Terza rima is rhyming verse form that consists of an interlocking three-line rhime scheme. It was first used by the Italian poet Dante Alighieri. It uses a chain rhime with the pattern “ABA BCB CDC DED”  there is no limit to the number of lines but they all finished with a single line or a couplet repeating the previous middle rhime.

  The firsts known use of terza rima is in Dante´s “Divine Comedy”, he may had been influenced by the lyric poetry “Sirventes” from the provençal troubadours. The three line pattern may have been intended to suggest the holy trinity, inspired by Dante other italian poets began to used it. For the english language the first poet to used it was Geoffrey Chaucer but in English is more difficult to use because of the shortage of rhime words available in the language in comparisson with the italian who has a more complex phonology.

   With all this information given I believe that the purpose of the terza rima is to move forward in reading because each “stanza” gives you a preview of what rhime is comming in the next one. Besides by being a three line rhime is a short “stanza” and keep you hooked to the poem.
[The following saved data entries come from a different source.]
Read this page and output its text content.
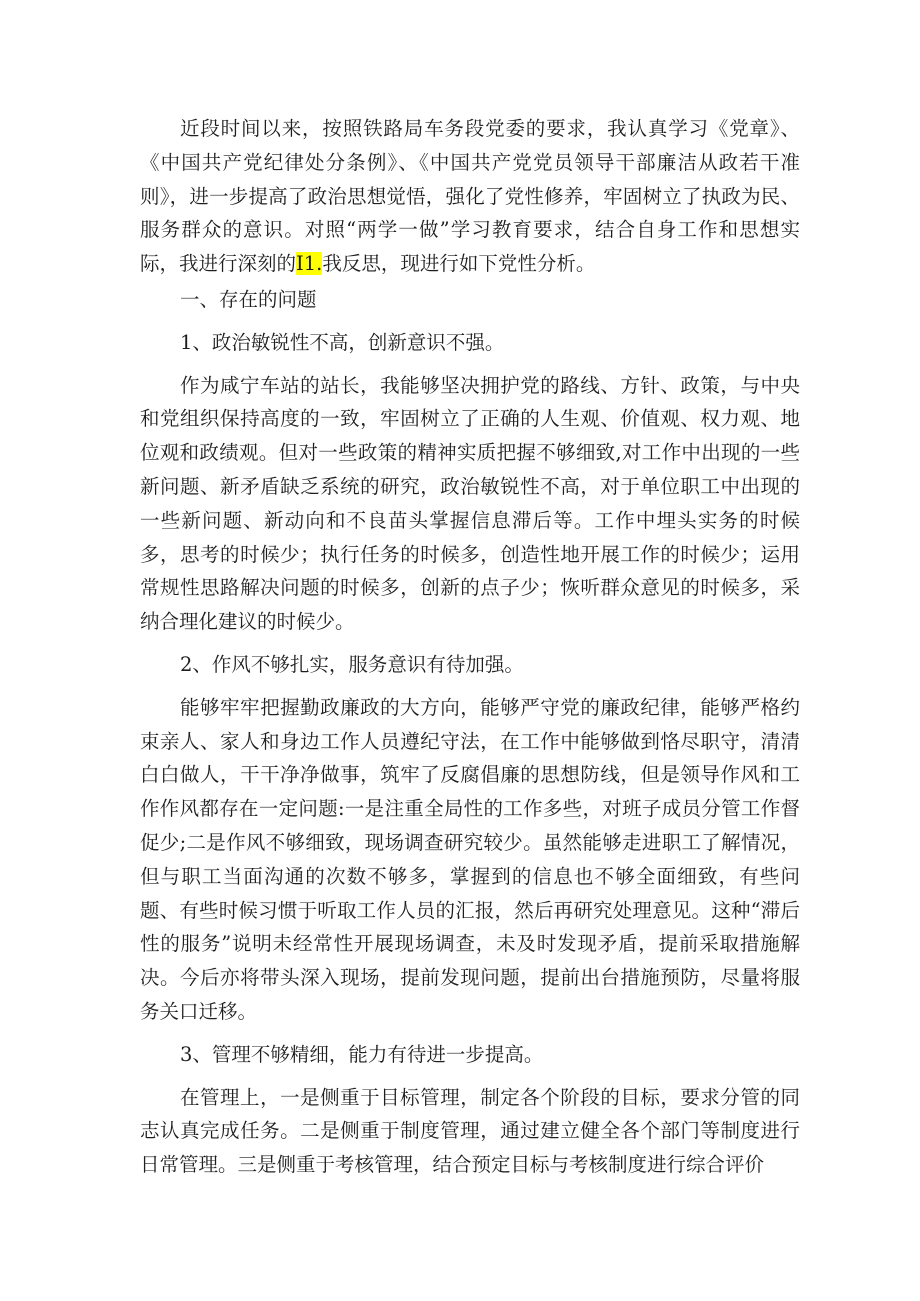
近段时间以来，按照铁路局车务段党委的要求，我认真学习《党章》、《中国共产党纪律处分条例》、《中国共产党党员领导干部廉洁从政若干准则》，进一步提高了政治思想觉悟，强化了党性修养，牢固树立了执政为民、服务群众的意识。对照“两学一做”学习教育要求，结合自身工作和思想实际，我进行深刻的I1.我反思，现进行如下党性分析。

一、存在的问题

1、政治敏锐性不高，创新意识不强。

作为咸宁车站的站长，我能够坚决拥护党的路线、方针、政策，与中央和党组织保持高度的一致，牢固树立了正确的人生观、价值观、权力观、地位观和政绩观。但对一些政策的精神实质把握不够细致,对工作中出现的一些新问题、新矛盾缺乏系统的研究，政治敏锐性不高，对于单位职工中出现的一些新问题、新动向和不良苗头掌握信息滞后等。工作中埋头实务的时候多，思考的时候少；执行任务的时候多，创造性地开展工作的时候少；运用常规性思路解决问题的时候多，创新的点子少；恢听群众意见的时候多，采纳合理化建议的时候少。

2、作风不够扎实，服务意识有待加强。

能够牢牢把握勤政廉政的大方向，能够严守党的廉政纪律，能够严格约束亲人、家人和身边工作人员遵纪守法，在工作中能够做到恪尽职守，清清白白做人，干干净净做事，筑牢了反腐倡廉的思想防线，但是领导作风和工作作风都存在一定问题:一是注重全局性的工作多些，对班子成员分管工作督促少;二是作风不够细致，现场调查研究较少。虽然能够走进职工了解情况，但与职工当面沟通的次数不够多，掌握到的信息也不够全面细致，有些问题、有些时候习惯于听取工作人员的汇报，然后再研究处理意见。这种“滞后性的服务”说明未经常性开展现场调查，未及时发现矛盾，提前采取措施解决。今后亦将带头深入现场，提前发现问题，提前出台措施预防，尽量将服务关口迁移。

3、管理不够精细，能力有待进一步提高。

在管理上，一是侧重于目标管理，制定各个阶段的目标，要求分管的同志认真完成任务。二是侧重于制度管理，通过建立健全各个部门等制度进行日常管理。三是侧重于考核管理，结合预定目标与考核制度进行综合评价
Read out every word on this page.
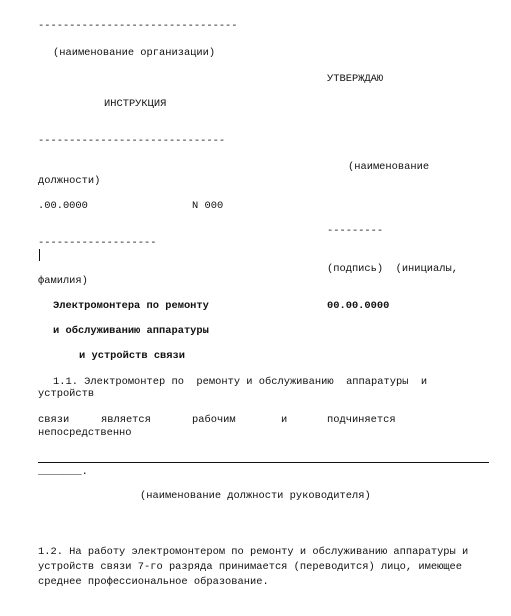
--------------------------------
(наименование организации)
УТВЕРЖДАЮ
ИНСТРУКЦИЯ
------------------------------
(наименование
должности)
.00.0000	N 000
---------
-------------------
(подпись)  (инициалы,
фамилия)
Электромонтера по ремонту	00.00.0000
и обслуживанию аппаратуры
и устройств связи
1.1. Электромонтер по  ремонту и обслуживанию  аппаратуры  и
устройств
связи	является	рабочим	и	подчиняется
непосредственно
_______.
(наименование должности руководителя)
1.2. На работу электромонтером по ремонту и обслуживанию аппаратуры и
устройств связи 7-го разряда принимается (переводится) лицо, имеющее
среднее профессиональное образование.
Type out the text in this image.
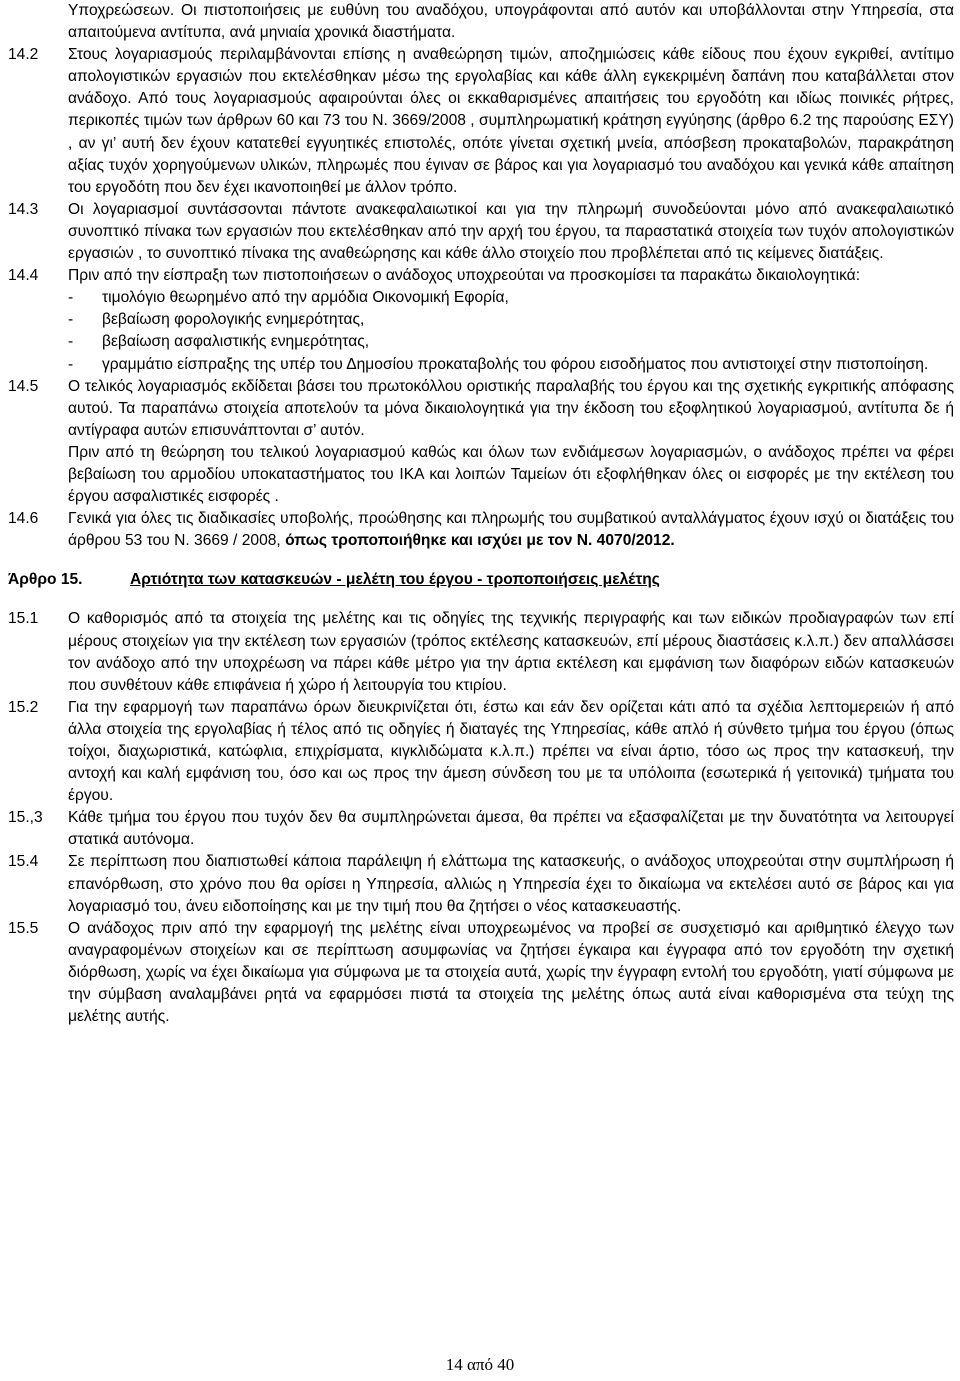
Υποχρεώσεων. Οι πιστοποιήσεις με ευθύνη του αναδόχου, υπογράφονται από αυτόν και υποβάλλονται στην Υπηρεσία, στα απαιτούμενα αντίτυπα, ανά μηνιαία χρονικά διαστήματα.
14.2	Στους λογαριασμούς περιλαμβάνονται επίσης η αναθεώρηση τιμών, αποζημιώσεις κάθε είδους που έχουν εγκριθεί, αντίτιμο απολογιστικών εργασιών που εκτελέσθηκαν μέσω της εργολαβίας και κάθε άλλη εγκεκριμένη δαπάνη που καταβάλλεται στον ανάδοχο. Από τους λογαριασμούς αφαιρούνται όλες οι εκκαθαρισμένες απαιτήσεις του εργοδότη και ιδίως ποινικές ρήτρες, περικοπές τιμών των άρθρων 60 και 73 του Ν. 3669/2008 , συμπληρωματική κράτηση εγγύησης (άρθρο 6.2 της παρούσης ΕΣΥ) , αν γι’ αυτή δεν έχουν κατατεθεί εγγυητικές επιστολές, οπότε γίνεται σχετική μνεία, απόσβεση προκαταβολών, παρακράτηση αξίας τυχόν χορηγούμενων υλικών, πληρωμές που έγιναν σε βάρος και για λογαριασμό του αναδόχου και γενικά κάθε απαίτηση του εργοδότη που δεν έχει ικανοποιηθεί με άλλον τρόπο.
14.3	Οι λογαριασμοί συντάσσονται πάντοτε ανακεφαλαιωτικοί και για την πληρωμή συνοδεύονται μόνο από ανακεφαλαιωτικό συνοπτικό πίνακα των εργασιών που εκτελέσθηκαν από την αρχή του έργου, τα παραστατικά στοιχεία των τυχόν απολογιστικών εργασιών , το συνοπτικό πίνακα της αναθεώρησης και κάθε άλλο στοιχείο που προβλέπεται από τις κείμενες διατάξεις.
14.4	Πριν από την είσπραξη των πιστοποιήσεων ο ανάδοχος υποχρεούται να προσκομίσει τα παρακάτω δικαιολογητικά:
-	τιμολόγιο θεωρημένο από την αρμόδια Οικονομική Εφορία,
-	βεβαίωση φορολογικής ενημερότητας,
-	βεβαίωση ασφαλιστικής ενημερότητας,
-	γραμμάτιο είσπραξης της υπέρ του Δημοσίου προκαταβολής του φόρου εισοδήματος που αντιστοιχεί στην πιστοποίηση.
14.5	Ο τελικός λογαριασμός εκδίδεται βάσει του πρωτοκόλλου οριστικής παραλαβής του έργου και της σχετικής εγκριτικής απόφασης αυτού. Τα παραπάνω στοιχεία αποτελούν τα μόνα δικαιολογητικά για την έκδοση του εξοφλητικού λογαριασμού, αντίτυπα δε ή αντίγραφα αυτών επισυνάπτονται σ’ αυτόν.
Πριν από τη θεώρηση του τελικού λογαριασμού καθώς και όλων των ενδιάμεσων λογαριασμών, ο ανάδοχος πρέπει να φέρει βεβαίωση του αρμοδίου υποκαταστήματος του ΙΚΑ και λοιπών Ταμείων ότι εξοφλήθηκαν όλες οι εισφορές με την εκτέλεση του έργου ασφαλιστικές εισφορές .
14.6	Γενικά για όλες τις διαδικασίες υποβολής, προώθησης και πληρωμής του συμβατικού ανταλλάγματος έχουν ισχύ οι διατάξεις του άρθρου 53 του Ν. 3669 / 2008, όπως τροποποιήθηκε και ισχύει με τον Ν. 4070/2012.
Άρθρο 15.	Αρτιότητα των κατασκευών - μελέτη του έργου - τροποποιήσεις μελέτης
15.1	Ο καθορισμός από τα στοιχεία της μελέτης και τις οδηγίες της τεχνικής περιγραφής και των ειδικών προδιαγραφών των επί μέρους στοιχείων για την εκτέλεση των εργασιών (τρόπος εκτέλεσης κατασκευών, επί μέρους διαστάσεις κ.λ.π.) δεν απαλλάσσει τον ανάδοχο από την υποχρέωση να πάρει κάθε μέτρο για την άρτια εκτέλεση και εμφάνιση των διαφόρων ειδών κατασκευών που συνθέτουν κάθε επιφάνεια ή χώρο ή λειτουργία του κτιρίου.
15.2	Για την εφαρμογή των παραπάνω όρων διευκρινίζεται ότι, έστω και εάν δεν ορίζεται κάτι από τα σχέδια λεπτομερειών ή από άλλα στοιχεία της εργολαβίας ή τέλος από τις οδηγίες ή διαταγές της Υπηρεσίας, κάθε απλό ή σύνθετο τμήμα του έργου (όπως τοίχοι, διαχωριστικά, κατώφλια, επιχρίσματα, κιγκλιδώματα κ.λ.π.) πρέπει να είναι άρτιο, τόσο ως προς την κατασκευή, την αντοχή και καλή εμφάνιση του, όσο και ως προς την άμεση σύνδεση του με τα υπόλοιπα (εσωτερικά ή γειτονικά) τμήματα του έργου.
15.,3	Κάθε τμήμα του έργου που τυχόν δεν θα συμπληρώνεται άμεσα, θα πρέπει να εξασφαλίζεται με την δυνατότητα να λειτουργεί στατικά αυτόνομα.
15.4	Σε περίπτωση που διαπιστωθεί κάποια παράλειψη ή ελάττωμα της κατασκευής, ο ανάδοχος υποχρεούται στην συμπλήρωση ή επανόρθωση, στο χρόνο που θα ορίσει η Υπηρεσία, αλλιώς η Υπηρεσία έχει το δικαίωμα να εκτελέσει αυτό σε βάρος και για λογαριασμό του, άνευ ειδοποίησης και με την τιμή που θα ζητήσει ο νέος κατασκευαστής.
15.5	Ο ανάδοχος πριν από την εφαρμογή της μελέτης είναι υποχρεωμένος να προβεί σε συσχετισμό και αριθμητικό έλεγχο των αναγραφομένων στοιχείων και σε περίπτωση ασυμφωνίας να ζητήσει έγκαιρα και έγγραφα από τον εργοδότη την σχετική διόρθωση, χωρίς να έχει δικαίωμα για σύμφωνα με τα στοιχεία αυτά, χωρίς την έγγραφη εντολή του εργοδότη, γιατί σύμφωνα με την σύμβαση αναλαμβάνει ρητά να εφαρμόσει πιστά τα στοιχεία της μελέτης όπως αυτά είναι καθορισμένα στα τεύχη της μελέτης αυτής.
14 από 40
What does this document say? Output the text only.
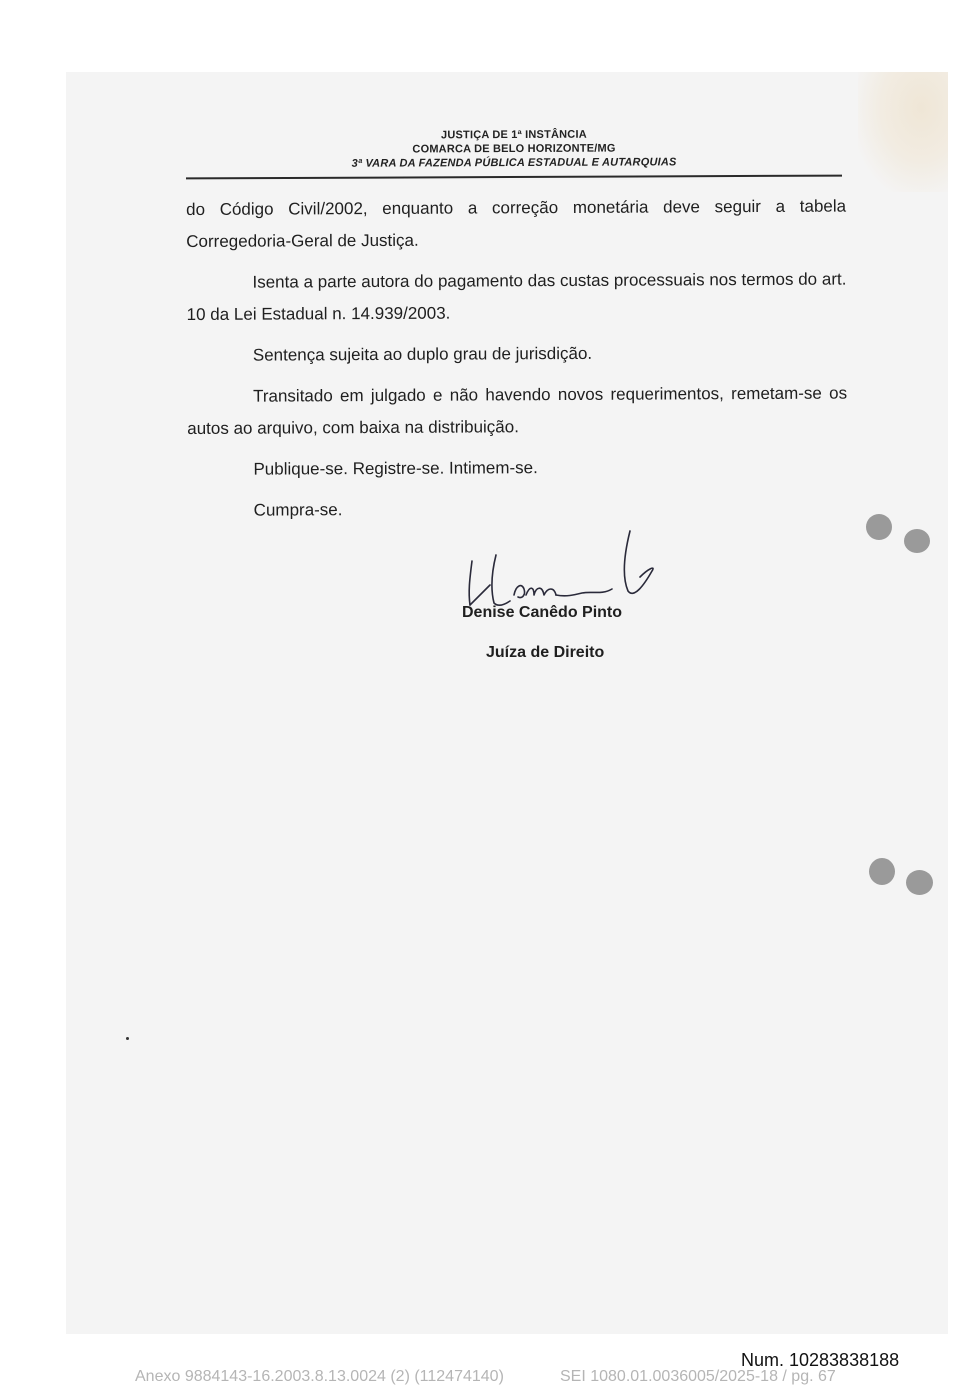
JUSTIÇA DE 1ª INSTÂNCIA
COMARCA DE BELO HORIZONTE/MG
3ª VARA DA FAZENDA PÚBLICA ESTADUAL E AUTARQUIAS

do Código Civil/2002, enquanto a correção monetária deve seguir a tabela Corregedoria-Geral de Justiça.

Isenta a parte autora do pagamento das custas processuais nos termos do art. 10 da Lei Estadual n. 14.939/2003.

Sentença sujeita ao duplo grau de jurisdição.

Transitado em julgado e não havendo novos requerimentos, remetam-se os autos ao arquivo, com baixa na distribuição.

Publique-se. Registre-se. Intimem-se.

Cumpra-se.

Denise Canêdo Pinto
Juíza de Direito
Num. 10283838188
Anexo 9884143-16.2003.8.13.0024 (2) (112474140)	SEI 1080.01.0036005/2025-18 / pg. 67
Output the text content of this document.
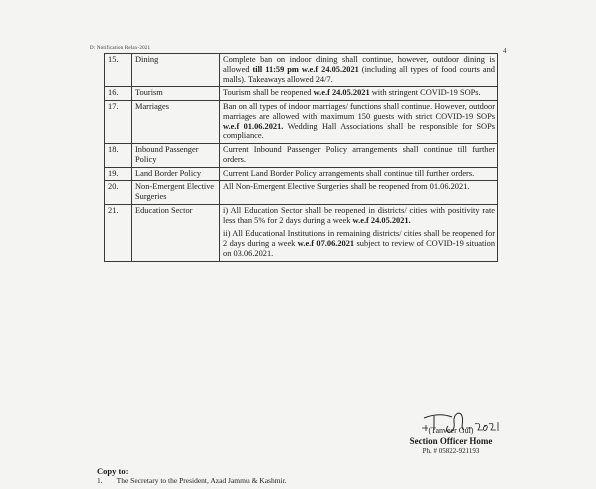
D: Notification Relax-2021	4
15.	Dining	Complete ban on indoor dining shall continue, however, outdoor dining is allowed till 11:59 pm w.e.f 24.05.2021 (including all types of food courts and malls). Takeaways allowed 24/7.

16.	Tourism	Tourism shall be reopened w.e.f 24.05.2021 with stringent COVID-19 SOPs.

17.	Marriages	Ban on all types of indoor marriages/ functions shall continue. However, outdoor marriages are allowed with maximum 150 guests with strict COVID-19 SOPs w.e.f 01.06.2021. Wedding Hall Associations shall be responsible for SOPs compliance.

18.	Inbound Passenger Policy	Current Inbound Passenger Policy arrangements shall continue till further orders.

19.	Land Border Policy	Current Land Border Policy arrangements shall continue till further orders.

20.	Non-Emergent Elective Surgeries	All Non-Emergent Elective Surgeries shall be reopened from 01.06.2021.

21.	Education Sector	i) All Education Sector shall be reopened in districts/ cities with positivity rate less than 5% for 2 days during a week w.e.f 24.05.2021.

ii) All Educational Institutions in remaining districts/ cities shall be reopened for 2 days during a week w.e.f 07.06.2021 subject to review of COVID-19 situation on 03.06.2021.

(Tanveer Gul)
Section Officer Home
Ph. # 05822-921193
Copy to:
1. The Secretary to the President, Azad Jammu & Kashmir.
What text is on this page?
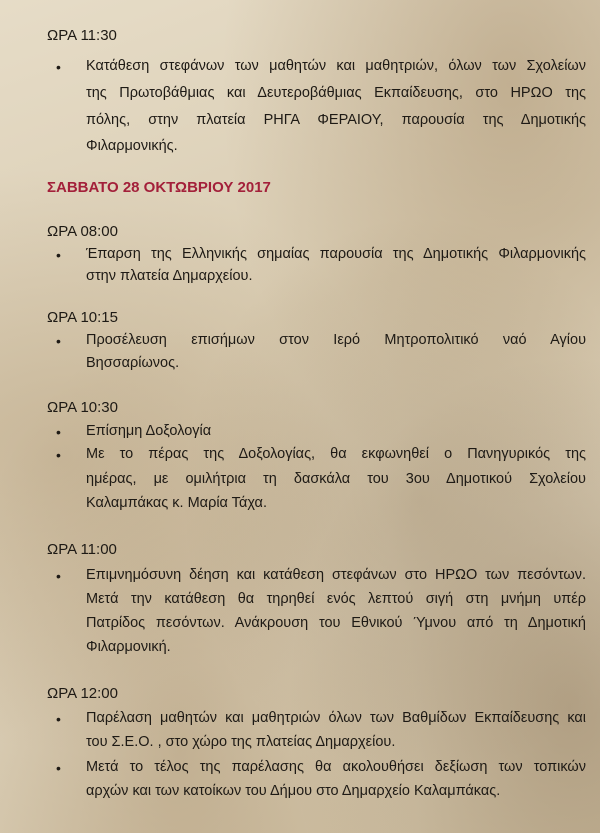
ΩΡΑ 11:30
• Κατάθεση στεφάνων των μαθητών και μαθητριών, όλων των Σχολείων
της Πρωτοβάθμιας και Δευτεροβάθμιας Εκπαίδευσης, στο ΗΡΩΟ της
πόλης, στην πλατεία ΡΗΓΑ ΦΕΡΑΙΟΥ, παρουσία της Δημοτικής
Φιλαρμονικής.
ΣΑΒΒΑΤΟ 28 ΟΚΤΩΒΡΙΟΥ 2017
ΩΡΑ 08:00
• Έπαρση της Ελληνικής σημαίας παρουσία της Δημοτικής Φιλαρμονικής
στην πλατεία Δημαρχείου.
ΩΡΑ 10:15
• Προσέλευση επισήμων στον Ιερό Μητροπολιτικό ναό Αγίου
Βησσαρίωνος.
ΩΡΑ 10:30
• Επίσημη Δοξολογία
• Με το πέρας της Δοξολογίας, θα εκφωνηθεί ο Πανηγυρικός της
ημέρας, με ομιλήτρια τη δασκάλα του 3ου Δημοτικού Σχολείου
Καλαμπάκας κ. Μαρία Τάχα.
ΩΡΑ 11:00
• Επιμνημόσυνη δέηση και κατάθεση στεφάνων στο ΗΡΩΟ των πεσόντων.
Μετά την κατάθεση θα τηρηθεί ενός λεπτού σιγή στη μνήμη υπέρ
Πατρίδος πεσόντων. Ανάκρουση του Εθνικού Ύμνου από τη Δημοτική
Φιλαρμονική.
ΩΡΑ 12:00
• Παρέλαση μαθητών και μαθητριών όλων των Βαθμίδων Εκπαίδευσης και
του Σ.Ε.Ο. , στο χώρο της πλατείας Δημαρχείου.
• Μετά το τέλος της παρέλασης θα ακολουθήσει δεξίωση των τοπικών
αρχών και των κατοίκων του Δήμου στο Δημαρχείο Καλαμπάκας.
  I´ll copy an examples of terza rima in english from the author Percy Bysshe Shelley and the poem is called “Ode to the West Wind”:

“O wild West Wind, thou breath of Autumn’s being,  A

Thou, from whose unseen presence the leaves dead  B

Are driven, like ghosts from an enchanter fleeing,          A


Yellow, and black, and pale, and hectic red,                 B

Pestilence-stricken multitudes: O thou,                         C

Who chariotest to their dark wintery bed                         B


The winged seeds, where they lie cold and low,       C

Each like a corpse within its grave, until                       D

Thine azure sister of the Spring shall blow               C    


Her clarion o’er the dreaming earth, and fill              D

Driving sweet buds like flocks to feed in air)              E

With living hues and odours plain and hill:              D


Wild Spirit, which art moving everywhere;                     E

Destroyer and preserver; hear, oh, hear!                    E

  I hope the answer help you. Regards.